Question

A packet is released from a balloon which is moving upward when the balloon is at a height 100m above ground. The packet reaches the ground in 8 seconds. Find the speed of the balloon when the packet is released. Assume ${\text{g = 10m}}{{\text{s}}^{{\text{ - 2}}}}$ .
(A) ${\text{28m}}{{\text{s}}^{{\text{ - 1}}}}$
(B) ${\text{20m}}{{\text{s}}^{{\text{ - 1}}}}$
(C) ${\text{15m}}{{\text{s}}^{{\text{ - 1}}}}$
(D) ${\text{10m}}{{\text{s}}^{{\text{ - 1}}}}$

Answer 1

Hint : Once the packet is released from the balloon, it has uniformly accelerated motion. It falls under the sole influence of gravity. So we need to use the laws of motion and by substituting the known values from the question we will get the answer.

Formula Used: The following formulae are used in solving the problem,
$S = ut + \dfrac{1}{2}a{t^2}$ where $S$ is the distance travelled, $u$ is the initial velocity, $a$ is the acceleration and $t$ is the time taken.

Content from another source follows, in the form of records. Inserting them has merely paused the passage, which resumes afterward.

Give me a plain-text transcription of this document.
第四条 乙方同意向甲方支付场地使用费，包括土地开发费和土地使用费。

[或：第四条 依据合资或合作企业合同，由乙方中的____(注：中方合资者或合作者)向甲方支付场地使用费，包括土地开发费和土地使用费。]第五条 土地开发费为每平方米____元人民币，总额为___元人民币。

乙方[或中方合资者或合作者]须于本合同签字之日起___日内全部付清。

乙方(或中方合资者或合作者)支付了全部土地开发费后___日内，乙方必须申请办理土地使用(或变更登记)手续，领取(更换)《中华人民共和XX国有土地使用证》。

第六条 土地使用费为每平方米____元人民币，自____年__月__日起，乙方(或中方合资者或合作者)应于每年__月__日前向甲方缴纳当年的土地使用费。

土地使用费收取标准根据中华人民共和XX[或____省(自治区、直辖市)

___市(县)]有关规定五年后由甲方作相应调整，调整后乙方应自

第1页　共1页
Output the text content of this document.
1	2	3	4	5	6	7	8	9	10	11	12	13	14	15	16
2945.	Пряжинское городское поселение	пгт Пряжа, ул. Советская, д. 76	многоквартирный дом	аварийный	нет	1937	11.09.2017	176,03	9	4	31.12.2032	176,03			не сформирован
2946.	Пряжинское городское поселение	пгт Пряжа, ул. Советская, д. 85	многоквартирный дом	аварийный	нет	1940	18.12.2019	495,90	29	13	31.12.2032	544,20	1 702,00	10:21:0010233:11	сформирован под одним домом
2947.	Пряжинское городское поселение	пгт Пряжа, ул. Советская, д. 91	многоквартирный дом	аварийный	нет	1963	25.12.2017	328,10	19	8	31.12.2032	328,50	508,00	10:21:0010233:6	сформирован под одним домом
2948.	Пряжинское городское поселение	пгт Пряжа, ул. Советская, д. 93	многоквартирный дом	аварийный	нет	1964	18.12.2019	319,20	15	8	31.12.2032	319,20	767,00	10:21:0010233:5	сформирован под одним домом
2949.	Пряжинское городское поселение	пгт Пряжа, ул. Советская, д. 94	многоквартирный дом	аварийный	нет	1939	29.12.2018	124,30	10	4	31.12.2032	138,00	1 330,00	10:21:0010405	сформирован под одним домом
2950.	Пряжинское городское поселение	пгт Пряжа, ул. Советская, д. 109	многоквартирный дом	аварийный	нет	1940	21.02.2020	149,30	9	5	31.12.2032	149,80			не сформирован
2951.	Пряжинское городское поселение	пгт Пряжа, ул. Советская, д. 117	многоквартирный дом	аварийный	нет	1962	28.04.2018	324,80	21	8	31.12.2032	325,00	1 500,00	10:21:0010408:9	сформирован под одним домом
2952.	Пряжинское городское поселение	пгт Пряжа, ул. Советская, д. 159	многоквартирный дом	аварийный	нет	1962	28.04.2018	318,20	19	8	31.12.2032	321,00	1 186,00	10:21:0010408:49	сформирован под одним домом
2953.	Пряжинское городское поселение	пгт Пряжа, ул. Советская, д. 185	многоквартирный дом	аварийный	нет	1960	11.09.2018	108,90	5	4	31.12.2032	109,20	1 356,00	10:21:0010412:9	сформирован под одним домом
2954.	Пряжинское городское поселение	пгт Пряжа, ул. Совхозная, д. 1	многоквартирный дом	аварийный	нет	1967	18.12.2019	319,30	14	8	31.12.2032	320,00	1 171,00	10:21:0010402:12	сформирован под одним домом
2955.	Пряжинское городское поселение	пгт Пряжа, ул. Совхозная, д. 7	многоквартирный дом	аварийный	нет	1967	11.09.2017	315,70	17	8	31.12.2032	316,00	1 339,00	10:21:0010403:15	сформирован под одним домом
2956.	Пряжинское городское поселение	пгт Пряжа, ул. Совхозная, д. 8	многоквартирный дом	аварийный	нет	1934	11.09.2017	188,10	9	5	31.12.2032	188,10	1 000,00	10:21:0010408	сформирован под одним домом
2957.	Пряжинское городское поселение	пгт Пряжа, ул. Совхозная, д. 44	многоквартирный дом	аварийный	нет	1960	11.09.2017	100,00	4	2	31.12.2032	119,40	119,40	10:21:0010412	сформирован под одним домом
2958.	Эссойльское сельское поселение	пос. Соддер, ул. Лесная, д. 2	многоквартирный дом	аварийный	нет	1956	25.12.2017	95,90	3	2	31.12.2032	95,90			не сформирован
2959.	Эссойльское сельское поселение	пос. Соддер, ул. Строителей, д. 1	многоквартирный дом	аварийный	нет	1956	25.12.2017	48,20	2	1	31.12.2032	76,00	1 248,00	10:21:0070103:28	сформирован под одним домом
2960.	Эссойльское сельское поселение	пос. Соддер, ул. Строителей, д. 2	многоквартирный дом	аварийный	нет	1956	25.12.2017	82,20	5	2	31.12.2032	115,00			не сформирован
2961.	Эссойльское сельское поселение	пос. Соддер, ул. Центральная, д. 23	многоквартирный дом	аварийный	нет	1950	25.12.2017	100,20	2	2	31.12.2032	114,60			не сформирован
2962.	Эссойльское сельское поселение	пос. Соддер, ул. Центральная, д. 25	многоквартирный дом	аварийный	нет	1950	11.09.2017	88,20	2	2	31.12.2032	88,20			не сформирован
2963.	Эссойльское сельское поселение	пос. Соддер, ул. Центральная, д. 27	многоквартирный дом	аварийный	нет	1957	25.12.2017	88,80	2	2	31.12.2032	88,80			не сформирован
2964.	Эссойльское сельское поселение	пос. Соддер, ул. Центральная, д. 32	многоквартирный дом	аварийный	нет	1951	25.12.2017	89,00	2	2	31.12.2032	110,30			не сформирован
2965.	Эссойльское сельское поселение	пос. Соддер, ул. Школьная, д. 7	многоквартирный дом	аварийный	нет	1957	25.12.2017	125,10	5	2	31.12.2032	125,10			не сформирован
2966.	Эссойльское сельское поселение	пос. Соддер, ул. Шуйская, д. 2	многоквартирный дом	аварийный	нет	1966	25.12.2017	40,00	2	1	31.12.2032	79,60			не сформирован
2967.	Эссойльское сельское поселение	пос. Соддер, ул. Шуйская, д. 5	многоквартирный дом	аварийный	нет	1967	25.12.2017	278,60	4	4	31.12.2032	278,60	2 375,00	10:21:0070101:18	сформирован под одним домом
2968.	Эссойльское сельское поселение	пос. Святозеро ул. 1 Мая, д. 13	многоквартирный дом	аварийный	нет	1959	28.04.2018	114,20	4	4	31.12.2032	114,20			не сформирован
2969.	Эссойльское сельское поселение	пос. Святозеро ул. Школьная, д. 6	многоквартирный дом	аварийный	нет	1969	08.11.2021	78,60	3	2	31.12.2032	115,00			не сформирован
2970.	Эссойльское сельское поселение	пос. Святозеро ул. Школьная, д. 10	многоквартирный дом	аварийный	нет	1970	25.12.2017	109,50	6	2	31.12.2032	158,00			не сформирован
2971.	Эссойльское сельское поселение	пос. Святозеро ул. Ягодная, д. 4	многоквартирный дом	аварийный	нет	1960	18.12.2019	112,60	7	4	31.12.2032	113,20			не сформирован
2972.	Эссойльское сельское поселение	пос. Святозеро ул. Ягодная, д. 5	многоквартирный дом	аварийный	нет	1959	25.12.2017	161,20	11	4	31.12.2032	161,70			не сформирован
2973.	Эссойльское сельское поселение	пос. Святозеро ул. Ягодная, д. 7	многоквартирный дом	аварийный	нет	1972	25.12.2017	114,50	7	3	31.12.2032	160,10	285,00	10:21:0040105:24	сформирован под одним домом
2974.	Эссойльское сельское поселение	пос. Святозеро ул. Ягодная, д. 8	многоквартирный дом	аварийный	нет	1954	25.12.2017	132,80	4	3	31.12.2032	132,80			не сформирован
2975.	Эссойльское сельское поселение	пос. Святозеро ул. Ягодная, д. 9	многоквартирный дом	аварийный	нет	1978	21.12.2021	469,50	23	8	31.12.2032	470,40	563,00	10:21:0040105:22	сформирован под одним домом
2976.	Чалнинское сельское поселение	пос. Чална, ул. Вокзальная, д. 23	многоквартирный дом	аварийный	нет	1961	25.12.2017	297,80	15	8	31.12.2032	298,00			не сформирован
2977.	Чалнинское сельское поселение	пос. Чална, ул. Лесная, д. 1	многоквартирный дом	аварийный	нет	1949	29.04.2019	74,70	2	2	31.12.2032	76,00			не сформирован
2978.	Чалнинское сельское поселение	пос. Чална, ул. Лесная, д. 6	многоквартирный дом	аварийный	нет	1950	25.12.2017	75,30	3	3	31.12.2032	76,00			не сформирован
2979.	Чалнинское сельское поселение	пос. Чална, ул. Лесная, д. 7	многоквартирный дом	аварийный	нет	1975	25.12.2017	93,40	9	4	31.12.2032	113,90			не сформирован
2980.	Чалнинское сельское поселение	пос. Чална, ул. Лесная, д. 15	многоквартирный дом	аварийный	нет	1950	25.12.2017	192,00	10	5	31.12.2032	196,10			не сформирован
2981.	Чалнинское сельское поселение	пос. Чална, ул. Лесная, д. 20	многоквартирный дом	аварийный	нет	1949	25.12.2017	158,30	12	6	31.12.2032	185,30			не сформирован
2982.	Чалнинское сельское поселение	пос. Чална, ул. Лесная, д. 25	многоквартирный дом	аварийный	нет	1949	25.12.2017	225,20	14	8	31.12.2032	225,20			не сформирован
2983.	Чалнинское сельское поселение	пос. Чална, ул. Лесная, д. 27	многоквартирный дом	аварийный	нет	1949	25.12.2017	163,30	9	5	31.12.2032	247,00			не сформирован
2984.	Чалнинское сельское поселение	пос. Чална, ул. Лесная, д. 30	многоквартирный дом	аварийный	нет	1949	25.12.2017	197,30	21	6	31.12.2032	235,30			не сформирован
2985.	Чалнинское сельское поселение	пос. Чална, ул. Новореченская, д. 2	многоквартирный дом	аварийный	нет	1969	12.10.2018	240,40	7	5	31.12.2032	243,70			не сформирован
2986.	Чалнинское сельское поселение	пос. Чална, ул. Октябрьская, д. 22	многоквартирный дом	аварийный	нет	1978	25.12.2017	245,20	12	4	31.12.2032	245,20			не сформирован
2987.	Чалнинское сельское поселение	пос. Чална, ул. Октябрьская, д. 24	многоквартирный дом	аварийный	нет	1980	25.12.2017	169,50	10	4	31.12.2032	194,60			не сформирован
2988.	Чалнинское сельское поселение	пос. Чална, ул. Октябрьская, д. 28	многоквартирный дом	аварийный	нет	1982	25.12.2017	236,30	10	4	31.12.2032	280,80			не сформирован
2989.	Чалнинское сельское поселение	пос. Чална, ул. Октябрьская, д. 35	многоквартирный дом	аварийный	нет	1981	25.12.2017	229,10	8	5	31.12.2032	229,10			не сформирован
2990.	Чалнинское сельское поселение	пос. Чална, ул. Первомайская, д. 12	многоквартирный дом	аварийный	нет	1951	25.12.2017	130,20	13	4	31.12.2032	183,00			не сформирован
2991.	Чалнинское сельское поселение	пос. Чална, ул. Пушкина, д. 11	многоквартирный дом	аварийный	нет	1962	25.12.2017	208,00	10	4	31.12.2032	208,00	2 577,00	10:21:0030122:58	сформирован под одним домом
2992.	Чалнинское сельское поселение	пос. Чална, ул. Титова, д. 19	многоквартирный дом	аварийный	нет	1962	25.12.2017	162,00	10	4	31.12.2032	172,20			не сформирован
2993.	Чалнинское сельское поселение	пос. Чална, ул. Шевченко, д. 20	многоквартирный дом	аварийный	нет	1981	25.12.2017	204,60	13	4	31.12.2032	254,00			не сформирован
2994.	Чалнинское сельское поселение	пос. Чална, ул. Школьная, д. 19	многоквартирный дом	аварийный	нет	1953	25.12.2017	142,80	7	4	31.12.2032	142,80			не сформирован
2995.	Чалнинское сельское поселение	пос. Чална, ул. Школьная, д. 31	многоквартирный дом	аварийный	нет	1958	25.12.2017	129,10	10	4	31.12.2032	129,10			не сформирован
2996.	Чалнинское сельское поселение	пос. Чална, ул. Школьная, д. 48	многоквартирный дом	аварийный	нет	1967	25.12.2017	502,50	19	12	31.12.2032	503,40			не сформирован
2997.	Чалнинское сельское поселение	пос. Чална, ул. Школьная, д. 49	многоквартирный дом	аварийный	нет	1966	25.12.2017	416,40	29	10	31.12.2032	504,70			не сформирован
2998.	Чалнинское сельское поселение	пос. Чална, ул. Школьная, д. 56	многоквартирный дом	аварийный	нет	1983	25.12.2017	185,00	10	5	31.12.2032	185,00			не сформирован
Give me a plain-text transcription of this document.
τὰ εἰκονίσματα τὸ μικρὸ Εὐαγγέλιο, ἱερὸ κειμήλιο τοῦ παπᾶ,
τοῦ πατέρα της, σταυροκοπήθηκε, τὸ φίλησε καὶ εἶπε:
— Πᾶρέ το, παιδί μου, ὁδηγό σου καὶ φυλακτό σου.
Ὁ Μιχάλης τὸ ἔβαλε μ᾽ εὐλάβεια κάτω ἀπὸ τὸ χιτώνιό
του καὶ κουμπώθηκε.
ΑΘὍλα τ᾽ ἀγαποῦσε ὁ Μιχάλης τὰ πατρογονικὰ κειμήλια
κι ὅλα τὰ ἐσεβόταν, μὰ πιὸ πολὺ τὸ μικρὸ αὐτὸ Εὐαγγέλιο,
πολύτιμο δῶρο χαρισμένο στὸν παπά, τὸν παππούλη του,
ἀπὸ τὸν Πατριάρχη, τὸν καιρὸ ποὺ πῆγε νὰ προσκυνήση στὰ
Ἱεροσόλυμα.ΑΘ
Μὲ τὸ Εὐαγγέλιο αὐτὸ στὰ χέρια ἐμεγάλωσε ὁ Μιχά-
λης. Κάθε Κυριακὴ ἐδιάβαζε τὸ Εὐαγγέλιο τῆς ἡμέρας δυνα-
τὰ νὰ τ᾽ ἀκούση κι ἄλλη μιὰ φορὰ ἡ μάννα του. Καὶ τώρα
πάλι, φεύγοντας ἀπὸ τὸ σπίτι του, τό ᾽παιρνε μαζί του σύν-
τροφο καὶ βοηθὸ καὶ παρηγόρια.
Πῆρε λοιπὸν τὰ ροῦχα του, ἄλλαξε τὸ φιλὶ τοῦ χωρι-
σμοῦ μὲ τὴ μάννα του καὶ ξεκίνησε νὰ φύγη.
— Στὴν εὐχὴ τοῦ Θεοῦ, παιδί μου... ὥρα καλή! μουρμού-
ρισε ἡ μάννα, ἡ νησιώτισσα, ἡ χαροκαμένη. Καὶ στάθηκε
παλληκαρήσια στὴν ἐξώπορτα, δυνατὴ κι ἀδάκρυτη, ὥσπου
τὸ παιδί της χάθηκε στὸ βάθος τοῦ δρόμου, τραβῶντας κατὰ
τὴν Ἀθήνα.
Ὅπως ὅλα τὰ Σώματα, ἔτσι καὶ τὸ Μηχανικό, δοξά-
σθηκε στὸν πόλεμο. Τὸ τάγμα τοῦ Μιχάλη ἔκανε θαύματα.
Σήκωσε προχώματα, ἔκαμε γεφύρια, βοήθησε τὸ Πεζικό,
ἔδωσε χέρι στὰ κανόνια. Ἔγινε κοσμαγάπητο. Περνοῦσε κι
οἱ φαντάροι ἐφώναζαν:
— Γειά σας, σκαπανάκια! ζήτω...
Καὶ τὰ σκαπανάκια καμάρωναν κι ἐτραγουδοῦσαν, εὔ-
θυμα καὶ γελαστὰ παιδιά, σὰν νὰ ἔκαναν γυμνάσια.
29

Complete step by step answer
Newton’s equations of motion are used to describe the behaviour of an object in a reference frame with respect to its velocity, acceleration and distance as a time function.
An object that falls solely under the influence of gravity is a freely falling body. The motion of a freely falling body is an example of a motion where the acceleration does not change with the function of time. It is thus a uniformly accelerated motion. The equations of motion are expressed in terms of velocity, acceleration and displacement. These are vector quantities that are dependent on direction.
The packet, which falls from the balloon, falls towards the ground under the influence of gravity. The acceleration of the body is equal to the acceleration due to gravity.
According to Newton’s second equation of motion,
$S = ut + \dfrac{1}{2}a{t^2}$ where $S$ is the distance travelled, $u$ is the initial velocity, $a$ is the acceleration and $t$ is the time taken.
In case of the packet that is dropped from an upward moving balloon, acceleration $a$ = acceleration due to gravity $g$ . We also have $S = H$ .
Thus, this equation can be rewritten as,
$H = - ut + \dfrac{1}{2}g{t^2}$ , where $H$ is the height above ground from which the freely falling object is dropped.
It has been given in the question that, the height above ground from which the packet is dropped is 100m and the time taken to reach ground is 8 seconds. The initial velocity $u$ of the packet is the same as the velocity of the balloon at the time when the packet was dropped. Since the motion of the balloon is upwards, away from the ground and that of the packet is towards the ground, the direction of velocity is negative.
Therefore, assigning the values to the variables we get,
$H = 100m$ , $t = 8s$ and $g = 10m{s^{ - 2}}$ .
Substituting these in the equation of motion,
$100 = - u \times 8 + \dfrac{1}{2} \times 10 \times {(8)^2}$
$\Rightarrow 100 = - 8u + 5 \times 64$
Taking $8u$ on the other side,
$8u = 320 - 100$
$\Rightarrow 8u = 220$
Thus, we get the value of $u$ ,
$u = \dfrac{{220}}{8}$
$\Rightarrow u = 27.5m{s^{ - 1}} \approx 28m{s^{ - 1}}.$
$\therefore$ The approximate velocity of the balloon is $28m{s^{ - 1}}$ . Thus, the correct option is Option A.

Note
It is to be noted that the directions of velocity, acceleration and displacement are very important as they determine the signs before the values in the equation. For a freely falling body, under the influence of gravity, acceleration due to gravity, acts towards the ground and is thus positive. Velocity is in the opposite direction, and is negative.